The Project 47 rack houses 20 of AMD’s new Epyc 7601 CPUs, but more importantly, 80 of its Radeon Instinct MI25 GPU cards – along with 10TB of RAM, 20 100-gigabit Infiniband switching cards and a dedicated switch from Mellanox, for networking the racks together inside the rack. Samsung is providing the RAM, the NVMe flash storage, and the HBM2 memory in the MI25s. The whole rack uses 33,000 watts.

Crucially, this represents a new level of performance per watt and per rack – a claimed 30 gigaflops per watt in single-point precision, or around 25% more power efficient. HPCwire notes that this claim is potentially a little misleading, “given that the P47 system doesn’t offer much in the way of double-precision arithmetic. Machines from HPE, NEC, Fujitsu, and Dell offer between 28-50 gigaflops per watt,” although those are in much larger housings than Project 47.

A single petaflop of compute performance isn’t impressive compared to the most capable supercomputers, but that fact that AMD and Inventec have squeezed it out of just one rack is very impressive. No pricing has been confirmed yet, but AMD claims its per-dollar performance is superior to rival implementations. It is scheduled for release in Q4.

The individual rack-mounted servers are based on Inventec’s P47, a 2U-sized server for housing one of the Epyc 7601 CPUs, and 4 of the Radeon Instinct MI25 GPUs. In Intel-based platforms, running four GPUs typically requires at least two CPUs, and more expensive networking to support the required PCI lanes for communicating with the peripheral hardware.

Mentioned onstage in the unveiling as a demonstration of the scale of Moore’s Law, the Roadrunner supercomputer that AMD built with IBM back in 2008 used 6,480 dual-core Opteron 2210 CPUs, 12,960 IBM PowerXCell 8i cell processors, and about 102TB of RAM, housed in custom blade servers built by Infiniband.

It was built for the Los Alamos National Laboratory, for simulating nuclear material decay – something IBM is still involved with, using its TrueNorth neuromorphic chips. Roadrunner was the first hybrid supercomputer, using those Opterons to coordinate the PowerXCell accelerators that were doing the heavy lifting. With Project 47, AMD is providing both pieces of the puzzle.

The first version of Roadrunner was housed in 296 server cabinet, occupying some 6,000 square-feet. It first went live in 2006, in phase one tests, but in its first proper outing in 2008, the machine finally passed the petaflop barrier, scoring 1.026 petaflops – eventually hitting a height of 1.7 petaflops.

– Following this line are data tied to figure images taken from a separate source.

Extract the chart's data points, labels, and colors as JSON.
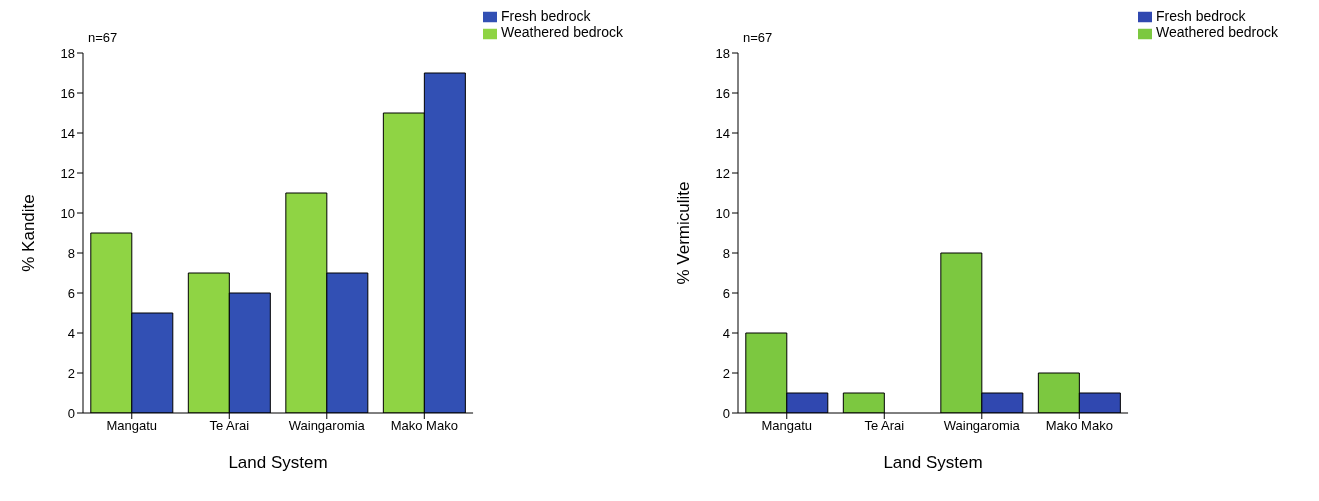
{
  "chart_data": [
    {
      "type": "bar",
      "xlabel": "Land System",
      "ylabel": "% Kandite",
      "annotations": [
        "n=67"
      ],
      "categories": [
        "Mangatu",
        "Te Arai",
        "Waingaromia",
        "Mako Mako"
      ],
      "series": [
        {
          "name": "Weathered bedrock",
          "color": "#8fd444",
          "values": [
            9,
            7,
            11,
            15
          ]
        },
        {
          "name": "Fresh bedrock",
          "color": "#3250b4",
          "values": [
            5,
            6,
            7,
            17
          ]
        }
      ],
      "ylim": [
        0,
        18
      ],
      "yticks": [
        0,
        2,
        4,
        6,
        8,
        10,
        12,
        14,
        16,
        18
      ],
      "legend": "top right"
    },
    {
      "type": "bar",
      "xlabel": "Land System",
      "ylabel": "% Vermiculite",
      "annotations": [
        "n=67"
      ],
      "categories": [
        "Mangatu",
        "Te Arai",
        "Waingaromia",
        "Mako Mako"
      ],
      "series": [
        {
          "name": "Weathered bedrock",
          "color": "#7cc840",
          "values": [
            4,
            1,
            8,
            2
          ]
        },
        {
          "name": "Fresh bedrock",
          "color": "#3048b0",
          "values": [
            1,
            0,
            1,
            1
          ]
        }
      ],
      "ylim": [
        0,
        18
      ],
      "yticks": [
        0,
        2,
        4,
        6,
        8,
        10,
        12,
        14,
        16,
        18
      ],
      "legend": "top right"
    }
  ]
}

It cost some $100m to build, and was relatively inefficient with electricity – using around 2.345 MW (2,345,000 Watts – your average desktop uses around 400W), scoring around half the megaflops-per-watt of comparable rivals. Roadrunner was replaced by Cielo, a machine that cost ‘just’ $54m.

AMD’s new Project 47 system can now apparently achieve that petaflop performance in just one rack – and can hit two petaflops in half-point (16-bit) floating point precision. Each Epyc 7601 houses 32 processing cores, meaning that the entire rack uses 640 cores – 10% of what Roadrunner required. Instead of the IBM cell processors, Project 47 is relying on those Radeon MI25 GPUs.

Consequently, the system uses about 98% less power than Roadrunner, and only a single rack – apparently just 0.07% of the physical space that Roadrunner needed. In terms of scaling it up, AMD believes that it could hit an exaflop of compute power using a thousand Project 47 racks, but this would require 33.3MW of electricity (and a huge amount of cooling).